An important roundtable discussion looking at gender-based violence (GBV) programmes in (post-) crisis settings was held at UN House in Brussels last week. This issue is of crucial importance for women’s rights organisations operating in parts of the developing world. It is also one the EU has been working tirelessly to address.
In the last decade, GVB has received recognition as a systematic and life-threatening problem in states torn apart by conflict or destroyed by natural disasters. The international community has been mobilising for more attention to be brought to this problem. It has also begun providing increasing amounts of funding to address women’s and girls’ needs in these contexts. Thanks to these efforts, the number of organisations carrying out GBV programmes has grown. So too has the body of standards, guidelines and research that have laid the foundations for action.
Despite this enormous progress, however, GBV remains a relatively new field. There is still confusion among many within the humanitarian community about what a comprehensive GBV programme should look like. Very often the various pieces of programming – be it health responses, economic initiatives, efforts to improve justice or community-based programming – are presented as separate and/or competing activities.

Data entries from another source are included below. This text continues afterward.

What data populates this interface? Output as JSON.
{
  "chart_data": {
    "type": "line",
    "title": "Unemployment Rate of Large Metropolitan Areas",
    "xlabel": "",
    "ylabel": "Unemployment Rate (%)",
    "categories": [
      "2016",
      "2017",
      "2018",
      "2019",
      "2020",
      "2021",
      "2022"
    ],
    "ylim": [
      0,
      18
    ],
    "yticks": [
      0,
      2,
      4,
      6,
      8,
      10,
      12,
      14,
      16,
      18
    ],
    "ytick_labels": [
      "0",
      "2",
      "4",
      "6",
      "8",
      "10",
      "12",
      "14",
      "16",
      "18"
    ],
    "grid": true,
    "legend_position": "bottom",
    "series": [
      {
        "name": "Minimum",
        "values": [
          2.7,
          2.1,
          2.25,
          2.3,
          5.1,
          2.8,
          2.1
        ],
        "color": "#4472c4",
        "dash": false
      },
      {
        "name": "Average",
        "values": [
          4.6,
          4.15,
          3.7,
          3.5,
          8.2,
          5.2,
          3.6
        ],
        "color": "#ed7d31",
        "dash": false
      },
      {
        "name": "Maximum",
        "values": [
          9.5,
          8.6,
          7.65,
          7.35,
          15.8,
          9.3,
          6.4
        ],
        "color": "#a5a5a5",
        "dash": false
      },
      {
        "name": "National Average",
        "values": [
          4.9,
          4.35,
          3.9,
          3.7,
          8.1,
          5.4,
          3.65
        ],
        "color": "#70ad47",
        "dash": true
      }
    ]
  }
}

Last week’s roundtable, organised by the Brussels Ad Hoc Working Group on Violence Against Women in Crisis, brought clarity to this issue by presenting the big picture of GBV programming. Amongst the panellists were Maha Muna, a Gender and GBV initiatives specialist from UNFPA; Luisa Cremonese, Senior Coordinator (Gender Equality) from UNHCR; Elisabeth Roesch, Women’s Protection and Empowerment Advoacy Officer at the IRC; and Rose Amulen, GBV Advisor for the Northern Ugandan Women Empowerment Programme.
They outlined the essential elements of a comprehensive response to GBV. They also discussed how humanitarian actors can work together to ensure holistic programming.
One of the big problems it seems to me is that many good policy declarations are not followed up by strong enforcement mechanisms. What’s more, in some states where coordinated efforts to tackle GBV are desperately needed, there has been a lack of international attention. The Côte d’Ivoire is a primary example. I will be using my position as a member of the Women’s Rights Committee to highlight these issues. I will also work with my Labour colleague on the Development Committee, Michael Cashman, to campaign for greater awareness.